With healthy funding levels, pension plan sponsors have a unique opportunity—and more options—to de-risk their plans.
These days, the state of pensions is strong. The average U.S. corporate defined benefit pension plan is fully funded on an accounting basis. “Since the global financial crisis, the health of the average pension plan has never been better,” says Owais Rana, managing director and head of liability-driven investing at Principal Global Investors®.
How did they get here? One answer is the sustained bull market that drove equity markets to record heights in recent years. Another, more significant, answer is the unprecedented rise in the long-dated corporate yield curve over the past 12 months, which has substantially reduced the accounting liability values. As these two markets moved favorably for a pension balance sheet, the average plan’s funded status improved markedly, boosting the ability to meet future obligations.
Now, with the stock market’s uneven 2022 performance in mind, plan sponsors may want to consider a more timely question: What’s next?
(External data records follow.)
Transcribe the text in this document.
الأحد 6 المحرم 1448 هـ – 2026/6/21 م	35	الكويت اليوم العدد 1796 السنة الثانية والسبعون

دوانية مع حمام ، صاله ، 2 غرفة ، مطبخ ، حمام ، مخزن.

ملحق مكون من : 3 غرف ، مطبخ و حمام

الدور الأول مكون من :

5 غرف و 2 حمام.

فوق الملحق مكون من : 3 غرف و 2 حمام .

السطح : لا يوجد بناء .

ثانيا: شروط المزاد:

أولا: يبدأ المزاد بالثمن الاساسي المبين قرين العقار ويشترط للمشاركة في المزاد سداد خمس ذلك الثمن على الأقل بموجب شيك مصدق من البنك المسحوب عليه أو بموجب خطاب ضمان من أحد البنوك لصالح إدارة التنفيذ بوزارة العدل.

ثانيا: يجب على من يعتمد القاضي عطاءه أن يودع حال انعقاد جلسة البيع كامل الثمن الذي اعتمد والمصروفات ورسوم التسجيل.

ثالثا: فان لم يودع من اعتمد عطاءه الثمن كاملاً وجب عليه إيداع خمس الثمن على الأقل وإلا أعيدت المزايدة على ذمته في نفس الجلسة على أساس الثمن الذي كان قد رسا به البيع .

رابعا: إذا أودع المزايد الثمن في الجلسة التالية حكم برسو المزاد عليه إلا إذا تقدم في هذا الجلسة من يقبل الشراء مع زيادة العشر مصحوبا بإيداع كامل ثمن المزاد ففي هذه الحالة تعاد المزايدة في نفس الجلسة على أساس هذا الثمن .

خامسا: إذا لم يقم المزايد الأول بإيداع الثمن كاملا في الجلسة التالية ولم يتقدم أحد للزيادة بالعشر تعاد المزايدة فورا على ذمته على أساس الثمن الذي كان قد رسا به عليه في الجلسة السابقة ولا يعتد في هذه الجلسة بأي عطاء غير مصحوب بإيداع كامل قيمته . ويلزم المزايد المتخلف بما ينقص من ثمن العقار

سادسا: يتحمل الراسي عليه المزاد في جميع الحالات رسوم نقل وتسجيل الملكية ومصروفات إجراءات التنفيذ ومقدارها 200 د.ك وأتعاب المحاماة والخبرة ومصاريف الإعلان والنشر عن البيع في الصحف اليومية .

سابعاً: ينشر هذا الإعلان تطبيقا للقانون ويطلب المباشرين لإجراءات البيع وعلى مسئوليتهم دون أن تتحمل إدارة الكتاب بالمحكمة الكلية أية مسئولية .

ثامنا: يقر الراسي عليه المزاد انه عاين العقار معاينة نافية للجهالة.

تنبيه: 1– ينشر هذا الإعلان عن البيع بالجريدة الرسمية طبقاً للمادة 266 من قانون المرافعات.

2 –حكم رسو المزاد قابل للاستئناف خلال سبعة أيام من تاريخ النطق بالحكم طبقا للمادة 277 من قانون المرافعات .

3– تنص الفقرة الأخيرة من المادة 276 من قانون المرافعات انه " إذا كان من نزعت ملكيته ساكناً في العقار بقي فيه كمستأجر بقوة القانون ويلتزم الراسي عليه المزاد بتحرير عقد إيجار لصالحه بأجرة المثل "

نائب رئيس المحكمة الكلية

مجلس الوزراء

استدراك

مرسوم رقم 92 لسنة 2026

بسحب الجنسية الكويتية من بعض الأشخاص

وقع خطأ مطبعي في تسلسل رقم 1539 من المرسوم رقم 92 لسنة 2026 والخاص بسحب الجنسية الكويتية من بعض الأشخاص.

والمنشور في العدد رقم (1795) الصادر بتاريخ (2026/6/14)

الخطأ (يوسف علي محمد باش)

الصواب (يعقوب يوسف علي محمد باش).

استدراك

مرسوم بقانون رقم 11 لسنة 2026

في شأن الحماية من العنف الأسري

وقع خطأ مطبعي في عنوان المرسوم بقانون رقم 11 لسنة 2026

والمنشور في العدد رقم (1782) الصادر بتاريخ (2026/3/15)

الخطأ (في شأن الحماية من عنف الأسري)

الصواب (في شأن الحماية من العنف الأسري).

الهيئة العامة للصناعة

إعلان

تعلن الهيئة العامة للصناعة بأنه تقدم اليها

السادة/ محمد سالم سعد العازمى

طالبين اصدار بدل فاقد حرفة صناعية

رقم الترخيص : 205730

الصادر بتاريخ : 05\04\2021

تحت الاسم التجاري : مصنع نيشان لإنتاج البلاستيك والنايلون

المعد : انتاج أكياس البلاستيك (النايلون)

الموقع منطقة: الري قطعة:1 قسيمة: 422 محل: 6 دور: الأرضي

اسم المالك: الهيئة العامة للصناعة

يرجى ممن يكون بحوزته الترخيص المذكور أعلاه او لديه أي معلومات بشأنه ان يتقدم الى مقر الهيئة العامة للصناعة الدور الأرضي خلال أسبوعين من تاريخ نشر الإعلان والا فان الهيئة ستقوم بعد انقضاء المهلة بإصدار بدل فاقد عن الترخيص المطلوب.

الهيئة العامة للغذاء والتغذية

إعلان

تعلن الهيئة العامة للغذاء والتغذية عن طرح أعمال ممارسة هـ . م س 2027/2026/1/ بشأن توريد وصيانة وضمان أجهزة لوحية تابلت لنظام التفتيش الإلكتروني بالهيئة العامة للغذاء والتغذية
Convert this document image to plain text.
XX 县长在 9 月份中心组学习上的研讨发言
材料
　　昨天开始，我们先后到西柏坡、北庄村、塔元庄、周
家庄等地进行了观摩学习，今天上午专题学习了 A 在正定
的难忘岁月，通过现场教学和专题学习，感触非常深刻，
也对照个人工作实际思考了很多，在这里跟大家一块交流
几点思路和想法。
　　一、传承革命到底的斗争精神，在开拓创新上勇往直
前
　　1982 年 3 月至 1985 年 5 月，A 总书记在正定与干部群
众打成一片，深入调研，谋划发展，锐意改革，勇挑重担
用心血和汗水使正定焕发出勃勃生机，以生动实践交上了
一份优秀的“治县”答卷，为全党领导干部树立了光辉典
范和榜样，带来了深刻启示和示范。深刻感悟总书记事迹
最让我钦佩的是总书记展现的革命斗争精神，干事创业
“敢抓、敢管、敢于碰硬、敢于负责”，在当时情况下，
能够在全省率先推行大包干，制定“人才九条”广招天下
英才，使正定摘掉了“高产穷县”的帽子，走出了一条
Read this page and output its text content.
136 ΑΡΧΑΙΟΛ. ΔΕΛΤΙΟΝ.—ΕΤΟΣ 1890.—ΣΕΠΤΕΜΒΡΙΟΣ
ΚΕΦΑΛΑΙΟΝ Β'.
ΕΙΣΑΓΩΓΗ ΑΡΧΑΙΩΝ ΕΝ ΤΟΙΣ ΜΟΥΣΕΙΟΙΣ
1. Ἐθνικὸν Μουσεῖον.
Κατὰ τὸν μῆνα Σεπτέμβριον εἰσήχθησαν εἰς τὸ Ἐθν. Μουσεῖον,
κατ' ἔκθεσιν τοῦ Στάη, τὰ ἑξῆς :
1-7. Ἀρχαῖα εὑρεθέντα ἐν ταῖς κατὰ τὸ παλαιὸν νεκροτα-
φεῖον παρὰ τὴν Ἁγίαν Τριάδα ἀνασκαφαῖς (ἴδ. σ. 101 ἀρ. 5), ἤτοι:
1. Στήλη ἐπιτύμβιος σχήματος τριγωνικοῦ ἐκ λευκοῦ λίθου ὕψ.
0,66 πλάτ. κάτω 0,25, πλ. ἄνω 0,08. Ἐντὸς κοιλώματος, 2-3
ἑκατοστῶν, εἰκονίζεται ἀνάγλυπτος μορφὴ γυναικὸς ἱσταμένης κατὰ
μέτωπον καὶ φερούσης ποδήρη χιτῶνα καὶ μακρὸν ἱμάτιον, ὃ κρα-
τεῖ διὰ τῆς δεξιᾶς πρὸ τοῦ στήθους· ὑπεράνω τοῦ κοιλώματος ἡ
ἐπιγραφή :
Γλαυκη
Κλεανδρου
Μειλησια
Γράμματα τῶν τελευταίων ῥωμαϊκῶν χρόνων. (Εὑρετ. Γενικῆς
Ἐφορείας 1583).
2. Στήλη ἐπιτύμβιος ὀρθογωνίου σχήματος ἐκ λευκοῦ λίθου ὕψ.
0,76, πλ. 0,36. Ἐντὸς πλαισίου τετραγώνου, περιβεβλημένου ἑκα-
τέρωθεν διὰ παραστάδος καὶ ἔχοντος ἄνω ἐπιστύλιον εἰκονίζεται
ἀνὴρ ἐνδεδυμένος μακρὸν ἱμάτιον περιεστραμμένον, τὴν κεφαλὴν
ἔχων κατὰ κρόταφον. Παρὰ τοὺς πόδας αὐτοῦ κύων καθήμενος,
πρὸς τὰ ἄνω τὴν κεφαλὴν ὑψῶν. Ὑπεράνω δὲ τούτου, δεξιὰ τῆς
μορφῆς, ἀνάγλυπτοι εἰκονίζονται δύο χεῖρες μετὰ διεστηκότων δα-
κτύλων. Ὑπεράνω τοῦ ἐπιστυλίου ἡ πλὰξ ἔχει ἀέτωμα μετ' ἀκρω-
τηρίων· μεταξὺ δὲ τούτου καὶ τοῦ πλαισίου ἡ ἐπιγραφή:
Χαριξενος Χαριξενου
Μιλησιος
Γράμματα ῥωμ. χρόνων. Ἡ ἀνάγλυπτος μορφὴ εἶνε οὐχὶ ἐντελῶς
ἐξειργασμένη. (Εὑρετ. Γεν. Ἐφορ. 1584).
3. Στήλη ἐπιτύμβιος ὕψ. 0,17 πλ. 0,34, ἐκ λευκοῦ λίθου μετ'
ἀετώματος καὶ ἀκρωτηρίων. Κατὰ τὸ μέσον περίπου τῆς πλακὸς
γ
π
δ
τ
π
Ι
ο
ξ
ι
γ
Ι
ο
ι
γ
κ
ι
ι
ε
Rana notes that healthy funding levels are leading many corporate pension plans to reevaluate their de-risking options, including hibernating investment strategies as well as pension risk transfer options. “It’s a Goldilocks moment for pension plans to de-risk and lock in their healthy fundedness quite substantially, and buy exposure to assets that are going to behave more like the liabilities they have on their balance sheet,” Rana says.